In a recent conversation with financial analysts, PepsiCo CEO Indra Nooyi revealed that the iconic soda, which was once its flagship, now only makes up for 12 percent of total sales. According to the Associated Press, Nooyi added that, taken together, PepsiCo's soda brands, which also include Mountain Dew, Mug Root Beer, and 7UP, don't even account for 25 percent of global sales.
Instead, all signs point to PepsiCo reworking its product line and focusing on non-carbonated drinks and healthy snacks.
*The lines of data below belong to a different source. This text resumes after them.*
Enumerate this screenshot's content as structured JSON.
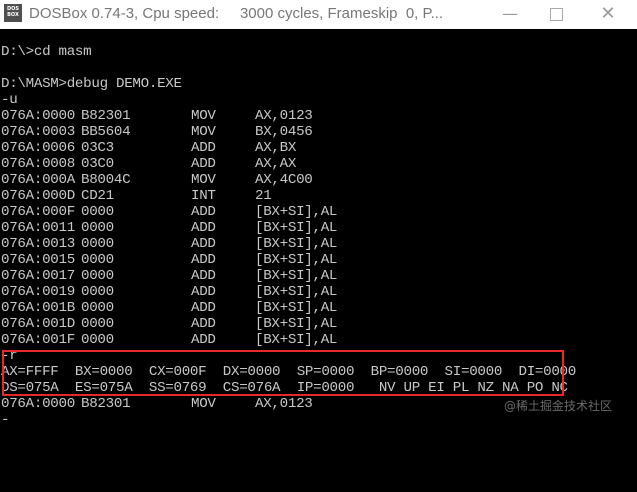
{
  "window": {
    "app_icon_line1": "DOS",
    "app_icon_line2": "BOX",
    "title": "DOSBox 0.74-3, Cpu speed:     3000 cycles, Frameskip  0, P...",
    "minimize_glyph": "—",
    "close_glyph": "✕"
  },
  "console": {
    "blank_lines_before": "",
    "cmd1": "D:\\>cd masm",
    "cmd2": "D:\\MASM>debug DEMO.EXE",
    "cmd3": "-u",
    "disasm": [
      {
        "addr": "076A:0000",
        "bytes": "B82301",
        "op": "MOV",
        "args": "AX,0123"
      },
      {
        "addr": "076A:0003",
        "bytes": "BB5604",
        "op": "MOV",
        "args": "BX,0456"
      },
      {
        "addr": "076A:0006",
        "bytes": "03C3",
        "op": "ADD",
        "args": "AX,BX"
      },
      {
        "addr": "076A:0008",
        "bytes": "03C0",
        "op": "ADD",
        "args": "AX,AX"
      },
      {
        "addr": "076A:000A",
        "bytes": "B8004C",
        "op": "MOV",
        "args": "AX,4C00"
      },
      {
        "addr": "076A:000D",
        "bytes": "CD21",
        "op": "INT",
        "args": "21"
      },
      {
        "addr": "076A:000F",
        "bytes": "0000",
        "op": "ADD",
        "args": "[BX+SI],AL"
      },
      {
        "addr": "076A:0011",
        "bytes": "0000",
        "op": "ADD",
        "args": "[BX+SI],AL"
      },
      {
        "addr": "076A:0013",
        "bytes": "0000",
        "op": "ADD",
        "args": "[BX+SI],AL"
      },
      {
        "addr": "076A:0015",
        "bytes": "0000",
        "op": "ADD",
        "args": "[BX+SI],AL"
      },
      {
        "addr": "076A:0017",
        "bytes": "0000",
        "op": "ADD",
        "args": "[BX+SI],AL"
      },
      {
        "addr": "076A:0019",
        "bytes": "0000",
        "op": "ADD",
        "args": "[BX+SI],AL"
      },
      {
        "addr": "076A:001B",
        "bytes": "0000",
        "op": "ADD",
        "args": "[BX+SI],AL"
      },
      {
        "addr": "076A:001D",
        "bytes": "0000",
        "op": "ADD",
        "args": "[BX+SI],AL"
      },
      {
        "addr": "076A:001F",
        "bytes": "0000",
        "op": "ADD",
        "args": "[BX+SI],AL"
      }
    ],
    "cmd4": "-r",
    "registers_line1": "AX=FFFF  BX=0000  CX=000F  DX=0000  SP=0000  BP=0000  SI=0000  DI=0000",
    "registers_line2": "DS=075A  ES=075A  SS=0769  CS=076A  IP=0000   NV UP EI PL NZ NA PO NC",
    "next_instr": {
      "addr": "076A:0000",
      "bytes": "B82301",
      "op": "MOV",
      "args": "AX,0123"
    },
    "prompt": "-"
  },
  "watermark": "@稀土掘金技术社区",
  "colors": {
    "console_bg": "#000000",
    "console_text": "#c8c8c8",
    "highlight_border": "#e8282a"
  }
}
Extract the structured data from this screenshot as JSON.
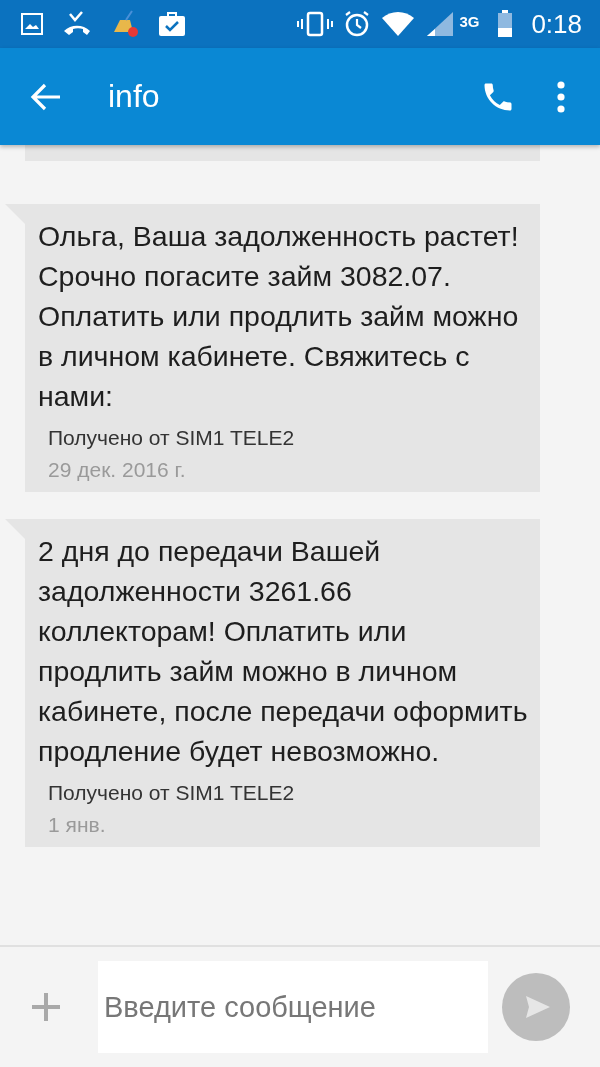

In fact, Pepsi's disclosure of its soda sales figures comes only months after Nooyi told investors that soft drinks have become "a thing of the past."
But for PepsiCo, this is also part of a larger strategy, as the company's healthier products are currently booming. "The growth of our everyday nutrition products, which accounts for a quarter of our global net revenue, is outpacing the growth of the balance of the portfolio," PepsiCo spokesperson Andrea Canabal told MUNCHIES in an e-mail.
Without naming names, Canabal also said Pepsi's move away from soft drinks was also a conscious decision to differentiate themselves from a certain competing brand. "Unlike our competitor, where 75% of their revenue comes from their carbonated soft drinks, we have transformed our portfolio for two decades now to meet the growing consumer demands for healthier beverages." Zing!
Those healthier beverages include the likes of Naked, Gatorade, and Aquafina, and make up 25 percent of global sales. Interestingly, Nooyi also revealed that "guilt-free" products like diet soda and reduced-sodium and -fat snacks make up a whopping 45 percent of global sales.
In other words, it would appear that Pepsi is just as willing, and able, to capitalize on our appetite for healthy food as it is on our cravings for sweets.